Estherton is an unincorporated area and neighborhood in Susquehanna Township, Dauphin County, Pennsylvania, United States, and a part of the Harrisburg-Carlisle area. It is situated on the Susquehanna River, just north of the city of Harrisburg and above the Montrose Park neighborhood but below the Lucknow neighborhood within Susquehanna Township. Interstate 81 runs through the community to the George N. Wade Memorial Bridge.

==History==
Estherton was founded as Coxestown, or Coxtown, in 1756 by Dr. John Cox Jr. after his wife, Esther. (Note: There is some debate when the Coxes entirely obtained the land. It is thought John Cox purchased it from the Penns. However, there is a deed recorded in the Lancaster Courthouse dated Aug. 26, 1764 in which Samuel Mifflin and his wife conveyed to John Cox one-half interest in a 338 acre tract of land along the river. Irma Watts (1926) speculated the plausibility that John Cox already had the other half interest, or that it augmented other holdings of his, as Estherton was laid out during the time of the French and Indian War.) It was the second town laid out in Dauphin County, after Middletown. In 1779, Estherton was used as a supply depot during the Sullivan Expedition. This continued furthermore as the town was a port of call as goods were transported down the river.
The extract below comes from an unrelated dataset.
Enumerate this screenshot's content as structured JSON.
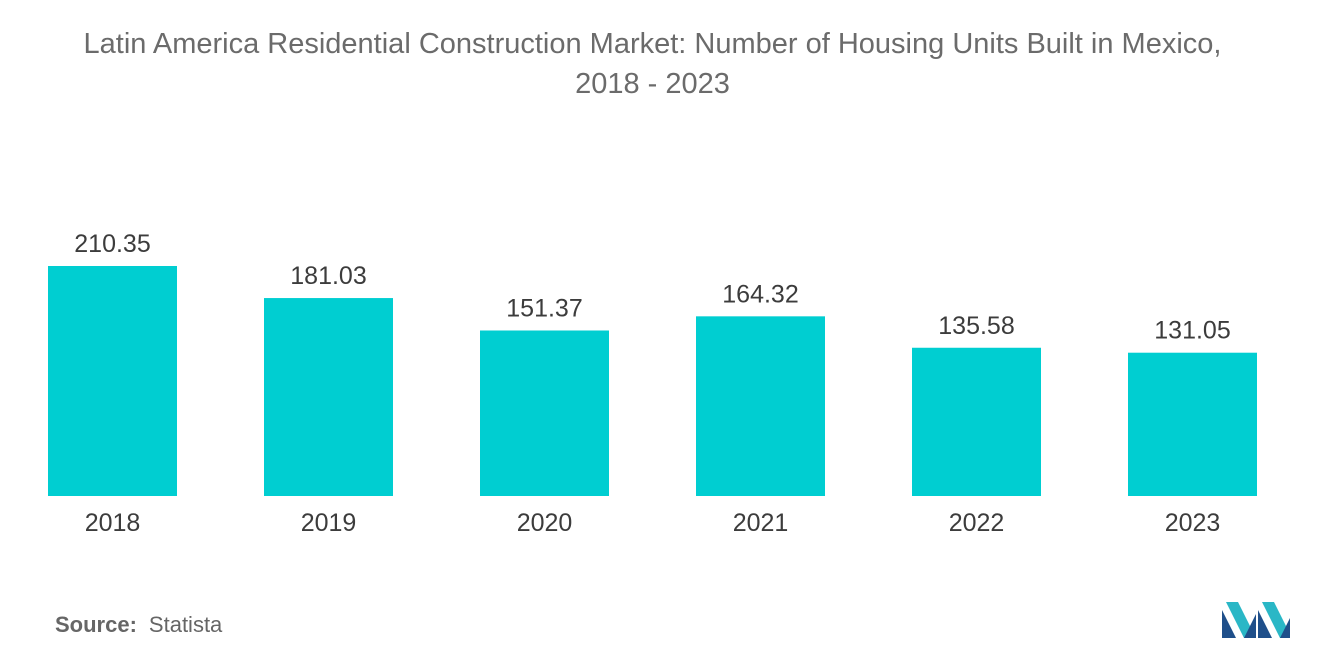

In 1800, Methodist families formed the Coxestown Methodist Episcopal Church, which would be moved and renamed many times to what is currently St. Marks United Methodist Church. Before 1828 the "Coxestown Inn" was formed and was a popular visit for those passing by with the river trade, and would develop a notorious reputation as a rowdy roadhouse that continued through the era of automobile parties; it was later raided by Prohibition Agents before finally burning down in 1926. In the early 1970s Interstate 81 was built through the area.